In general, if you write a crate that is to be used as a library by other crates, you should be using a library which allows you to define custom error types. You want the users of your crate to be able to handle the different failure modes, and if the failure modes change (your error enums change), you want to force them to adjust their code. This makes the failure modes explicity.

If you write an application (such as a command-line application, a web application, or any other code where you are not exposing the errors in any kind of API), then using the latter kind of error-handling library is appropriate. In this case, all you care about is reporting errors and metadata (where they occured) to an end-user.

Thiserror

The thiserror crate is a popular crate for defining custom structured errors. It helps you to implement the Error trait for your custom error types.

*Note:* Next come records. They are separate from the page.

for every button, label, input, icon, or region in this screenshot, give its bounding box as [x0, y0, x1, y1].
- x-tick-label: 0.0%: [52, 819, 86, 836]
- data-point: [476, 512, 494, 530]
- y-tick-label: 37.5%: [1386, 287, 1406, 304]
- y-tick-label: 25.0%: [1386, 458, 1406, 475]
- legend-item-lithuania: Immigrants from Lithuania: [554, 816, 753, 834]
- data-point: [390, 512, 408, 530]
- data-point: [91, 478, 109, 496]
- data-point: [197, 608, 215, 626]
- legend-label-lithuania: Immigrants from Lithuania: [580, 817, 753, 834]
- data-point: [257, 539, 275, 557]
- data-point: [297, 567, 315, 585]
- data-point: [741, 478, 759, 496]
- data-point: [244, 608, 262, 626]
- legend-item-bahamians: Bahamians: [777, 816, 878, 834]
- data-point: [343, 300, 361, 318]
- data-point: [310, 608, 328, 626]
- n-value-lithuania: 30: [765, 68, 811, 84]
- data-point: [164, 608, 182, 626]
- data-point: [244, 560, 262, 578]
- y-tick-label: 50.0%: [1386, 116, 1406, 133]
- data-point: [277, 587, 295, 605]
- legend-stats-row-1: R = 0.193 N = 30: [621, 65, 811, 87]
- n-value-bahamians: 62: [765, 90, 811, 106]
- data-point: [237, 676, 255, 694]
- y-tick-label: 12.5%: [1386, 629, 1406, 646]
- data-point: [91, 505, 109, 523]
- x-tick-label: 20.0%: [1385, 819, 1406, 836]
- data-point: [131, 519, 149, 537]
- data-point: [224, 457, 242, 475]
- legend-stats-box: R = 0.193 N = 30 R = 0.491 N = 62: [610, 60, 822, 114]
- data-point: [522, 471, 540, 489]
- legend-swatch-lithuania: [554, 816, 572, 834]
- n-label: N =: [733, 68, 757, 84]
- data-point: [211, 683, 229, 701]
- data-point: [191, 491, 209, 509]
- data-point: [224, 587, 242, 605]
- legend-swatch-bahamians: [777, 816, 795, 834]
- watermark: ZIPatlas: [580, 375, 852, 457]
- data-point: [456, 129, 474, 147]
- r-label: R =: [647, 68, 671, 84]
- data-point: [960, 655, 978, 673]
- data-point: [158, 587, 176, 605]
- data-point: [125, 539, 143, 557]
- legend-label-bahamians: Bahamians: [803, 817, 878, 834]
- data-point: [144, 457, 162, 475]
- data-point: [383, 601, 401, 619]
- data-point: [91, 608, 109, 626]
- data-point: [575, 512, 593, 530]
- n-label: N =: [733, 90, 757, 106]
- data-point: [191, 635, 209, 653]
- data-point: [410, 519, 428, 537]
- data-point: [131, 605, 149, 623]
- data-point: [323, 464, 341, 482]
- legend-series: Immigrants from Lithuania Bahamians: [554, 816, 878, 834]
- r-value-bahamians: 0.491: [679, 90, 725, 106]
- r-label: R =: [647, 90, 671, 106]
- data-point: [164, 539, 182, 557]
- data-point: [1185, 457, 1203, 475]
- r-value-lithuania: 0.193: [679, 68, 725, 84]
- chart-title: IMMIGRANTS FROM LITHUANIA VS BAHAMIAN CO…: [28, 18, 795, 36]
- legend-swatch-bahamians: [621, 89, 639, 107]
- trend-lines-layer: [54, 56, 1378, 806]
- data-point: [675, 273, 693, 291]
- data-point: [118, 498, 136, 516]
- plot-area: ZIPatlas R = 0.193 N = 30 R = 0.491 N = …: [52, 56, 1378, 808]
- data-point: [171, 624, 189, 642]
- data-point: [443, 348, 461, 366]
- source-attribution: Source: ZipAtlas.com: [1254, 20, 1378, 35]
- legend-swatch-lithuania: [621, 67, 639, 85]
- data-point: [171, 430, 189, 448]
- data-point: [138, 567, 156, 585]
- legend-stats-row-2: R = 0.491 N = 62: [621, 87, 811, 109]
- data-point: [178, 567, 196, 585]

Imagine you have an application that uses an SQLite database to store data and properties. Every query to the database returns some custom error type of the database library. However, you want consumers of your crate to be able to differentiate between different error cases.

For example:

#![allow(unused)]
fn main() {
#[derive(thiserror::Error, Debug)]
pub enum MyError {
    #[error(transparent)]
    Io(#[from] std::io::Error),
    #[error("user {0:} not found")]
    UserNotFound(String),
}
}

The crate is specifically useful for implementing your own structured error types, or for composing multiple existing error types into a wrapper enum.

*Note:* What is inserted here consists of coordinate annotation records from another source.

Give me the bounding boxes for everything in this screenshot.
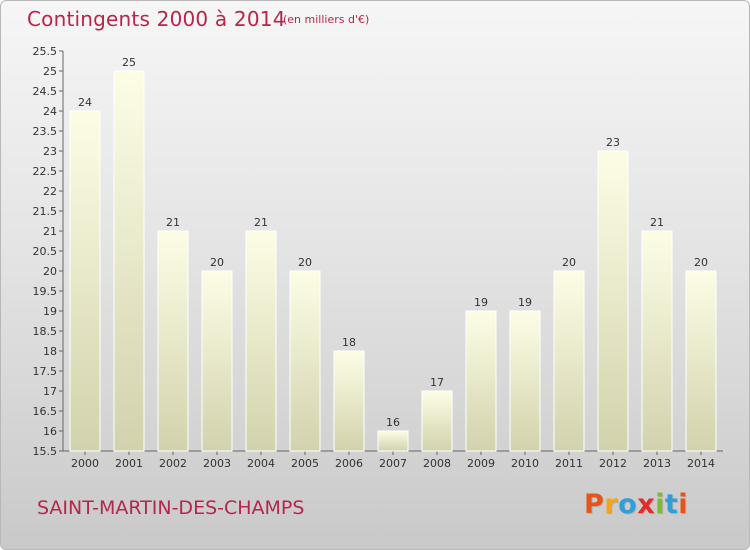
chart-labels: 2000 24 2001 25 2002 21 2003 20 2004 21 2005 20 2006… — [71, 56, 715, 470]
y-tick-label: 19 — [43, 305, 57, 318]
bar-value-label: 23 — [606, 136, 620, 149]
y-tick-label: 16.5 — [33, 405, 58, 418]
x-tick-label: 2004 — [247, 457, 275, 470]
x-tick-label: 2008 — [423, 457, 451, 470]
bar-value-label: 21 — [166, 216, 180, 229]
commune-name: SAINT-MARTIN-DES-CHAMPS — [37, 497, 305, 519]
bar — [641, 230, 673, 452]
chart-unit: (en milliers d'€) — [283, 13, 370, 26]
bar-value-label: 21 — [254, 216, 268, 229]
bar-value-label: 24 — [78, 96, 92, 109]
y-tick-label: 19.5 — [33, 285, 58, 298]
bar — [201, 270, 233, 452]
x-tick-label: 2014 — [687, 457, 715, 470]
y-tick-label: 21 — [43, 225, 57, 238]
x-tick-label: 2009 — [467, 457, 495, 470]
bar — [289, 270, 321, 452]
bar-value-label: 17 — [430, 376, 444, 389]
chart-axes: 15.5 16 16.5 17 17.5 18 18.5 19 19.5 20 20.5 21 21.5… — [33, 45, 723, 458]
y-tick-label: 22 — [43, 185, 57, 198]
y-tick-label: 25.5 — [33, 45, 58, 58]
bar-value-label: 25 — [122, 56, 136, 69]
bar — [377, 430, 409, 452]
y-tick-label: 23.5 — [33, 125, 58, 138]
y-tick-label: 25 — [43, 65, 57, 78]
brand-letter: r — [604, 489, 619, 520]
y-tick-label: 21.5 — [33, 205, 58, 218]
x-tick-label: 2007 — [379, 457, 407, 470]
x-tick-label: 2011 — [555, 457, 583, 470]
x-tick-label: 2005 — [291, 457, 319, 470]
y-tick-label: 18 — [43, 345, 57, 358]
x-tick-label: 2000 — [71, 457, 99, 470]
x-tick-label: 2013 — [643, 457, 671, 470]
y-tick-label: 23 — [43, 145, 57, 158]
y-tick-label: 22.5 — [33, 165, 58, 178]
bar — [333, 350, 365, 452]
y-tick-label: 15.5 — [33, 445, 58, 458]
bar-value-label: 16 — [386, 416, 400, 429]
bar — [597, 150, 629, 452]
bar — [245, 230, 277, 452]
x-tick-label: 2010 — [511, 457, 539, 470]
bar-value-label: 19 — [518, 296, 532, 309]
brand-letter: P — [584, 489, 605, 520]
chart-bars — [69, 70, 717, 452]
bar — [157, 230, 189, 452]
y-tick-label: 24 — [43, 105, 57, 118]
bar — [69, 110, 101, 452]
bar-value-label: 18 — [342, 336, 356, 349]
bar-value-label: 21 — [650, 216, 664, 229]
bar — [421, 390, 453, 452]
x-tick-label: 2012 — [599, 457, 627, 470]
brand-letter: i — [678, 489, 689, 520]
bar — [685, 270, 717, 452]
bar-value-label: 20 — [694, 256, 708, 269]
brand-letter: o — [618, 489, 638, 520]
proxiti-logo[interactable]: Proxiti — [584, 489, 688, 520]
bar-value-label: 20 — [298, 256, 312, 269]
bar — [509, 310, 541, 452]
y-tick-label: 18.5 — [33, 325, 58, 338]
brand-letter: t — [664, 489, 679, 520]
y-tick-label: 20.5 — [33, 245, 58, 258]
bar-value-label: 20 — [562, 256, 576, 269]
x-tick-label: 2003 — [203, 457, 231, 470]
x-tick-label: 2006 — [335, 457, 363, 470]
y-tick-label: 20 — [43, 265, 57, 278]
bar-value-label: 20 — [210, 256, 224, 269]
bar — [553, 270, 585, 452]
x-tick-label: 2002 — [159, 457, 187, 470]
bar — [465, 310, 497, 452]
y-tick-label: 16 — [43, 425, 57, 438]
bar — [113, 70, 145, 452]
y-tick-label: 24.5 — [33, 85, 58, 98]
chart-title: Contingents 2000 à 2014 — [27, 7, 286, 31]
bar-value-label: 19 — [474, 296, 488, 309]
y-tick-label: 17.5 — [33, 365, 58, 378]
brand-letter: x — [637, 489, 656, 520]
y-tick-label: 17 — [43, 385, 57, 398]
x-tick-label: 2001 — [115, 457, 143, 470]
brand-letter: i — [655, 489, 665, 520]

By writing wrapper enums, you are also able to refine errors, for example classifying errors you receive from an underlying database.

Anyhow

The anyhow crate gives you the ability to work with dynamic and ad-hoc errors. It exports the anyhow::Error type, which can capture any Rust error.

use anyhow::Error;

fn main() -> Result<(), Error> {
    let data = std::fs::read_to_string("file.txt")?;
    Ok(())
}

The anyhow crate also has a Result alias, which defaults to using its Error type.

This library is very useful for when you are writing an application that uses multiple libraries, and you don’t want to inspect or handle the errors explicitly. Rather, you can use anyhow’s Error type to pass them around and render them to the user.

Eyre

Miette

Reading

Angus walks through the basics of error handling in Rust. He explains the Error trait, and when to use boxed versions of it to pass error around. He shows how it can be downcast into concrete error types, and how anyhow’s Error type can be used instead. He explains structured error handling by implementing custom types.